Q: Sir, when you talk about Iran, and you talk about how you have diplomatic efforts, you also say all options are on the table. Does that include the possibility of a nuclear strike? Is that something that your administration will plan for?

THE PRESIDENT: All options are on the table.

It is not clear whether Bush was engaging in coercive diplomacy, following the ‘calculated ambiguity’ nuclear doctrine, or whether he was simply following the script laid out in his notes. In response to this press conference comment, however, Iran’s UN ambassador, Javad Zarif, immediately protested, in a letter to UN Secretary-General Kofi Annan, against what he called ‘a tacit confirmation of the shocking news on the administration’s possible contemplation of nuclear strikes against certain targets in Iran’. British Foreign Minister Jack Straw also joined the debate, answering ‘yes’ when a BBC reporter asked him if the UK government would ‘unequivocally say we want nothing to do with this’ if the United States attacked Iran, and adding that ‘the idea of a nuclear strike on Iran is completely nuts’.

The point is not that potential veiled US nuclear threats were in any way the cause of Iran’s nuclear-weapons programme, which began long before the Bush administration took office.
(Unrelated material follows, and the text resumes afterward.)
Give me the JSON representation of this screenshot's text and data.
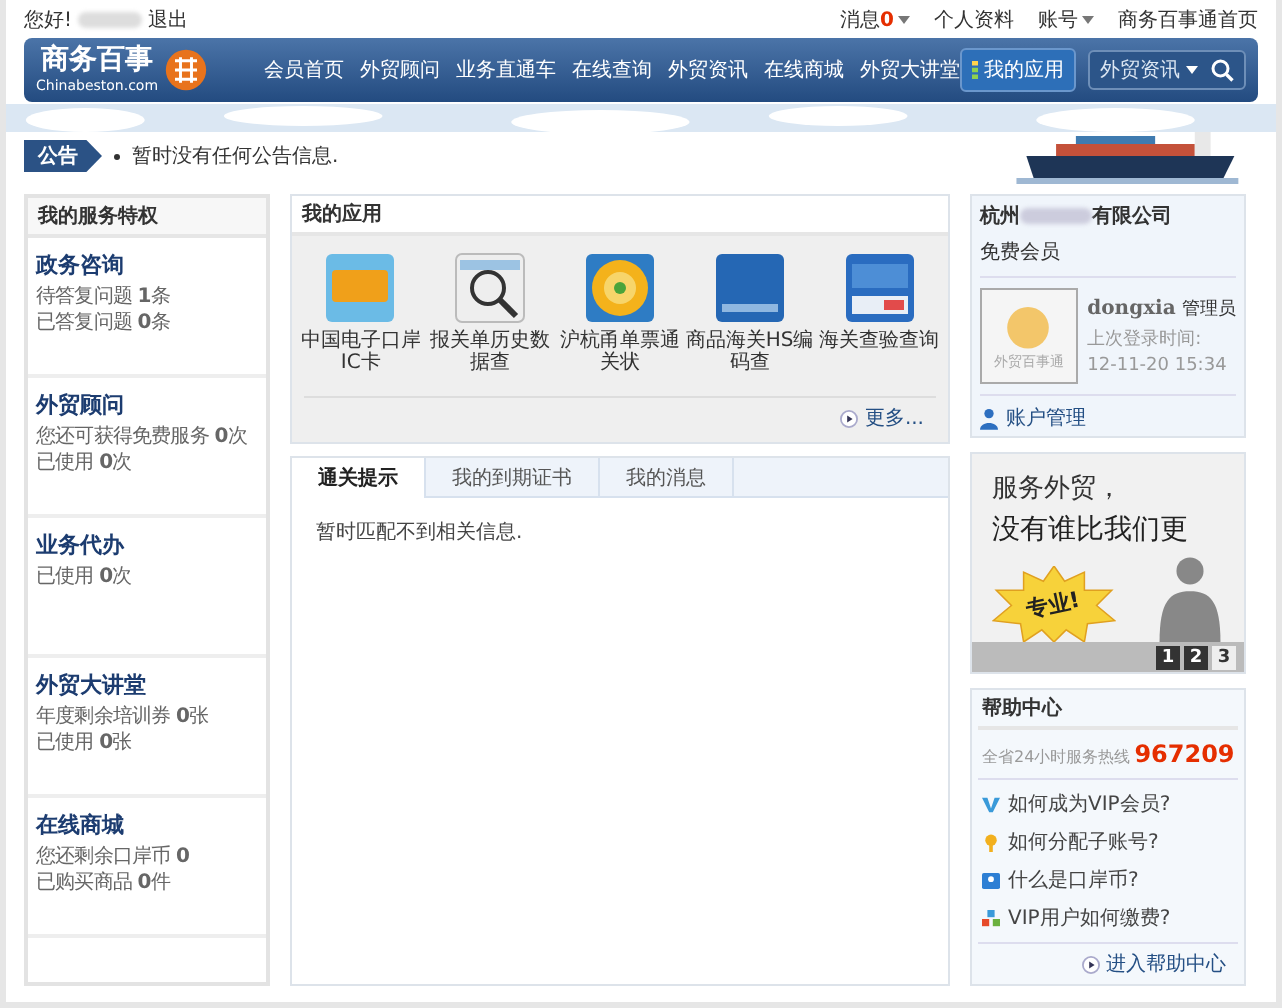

But US nuclear threats, intentional or not, both play into the hands of domestic forces in Iran that favour developing nuclear weapons and reduce international diplomatic support for coercive diplomatic efforts to pressure Iran to end its defiance of UN Security Council resolutions requiring suspension of its enrichment programme. If the United States were to adopt a no-first-use doctrine, the temptation for US politicians to resort to veiled nuclear threats as part of coercive diplomacy against Iran or other potential proliferators would be reduced, as would the ability of Tehran to claim it faces nuclear threats.

The very fact that the UK Foreign Secretary feels compelled to characterize the US position as “completely nuts” — to me — is a sign of a declaratory policy FAIL.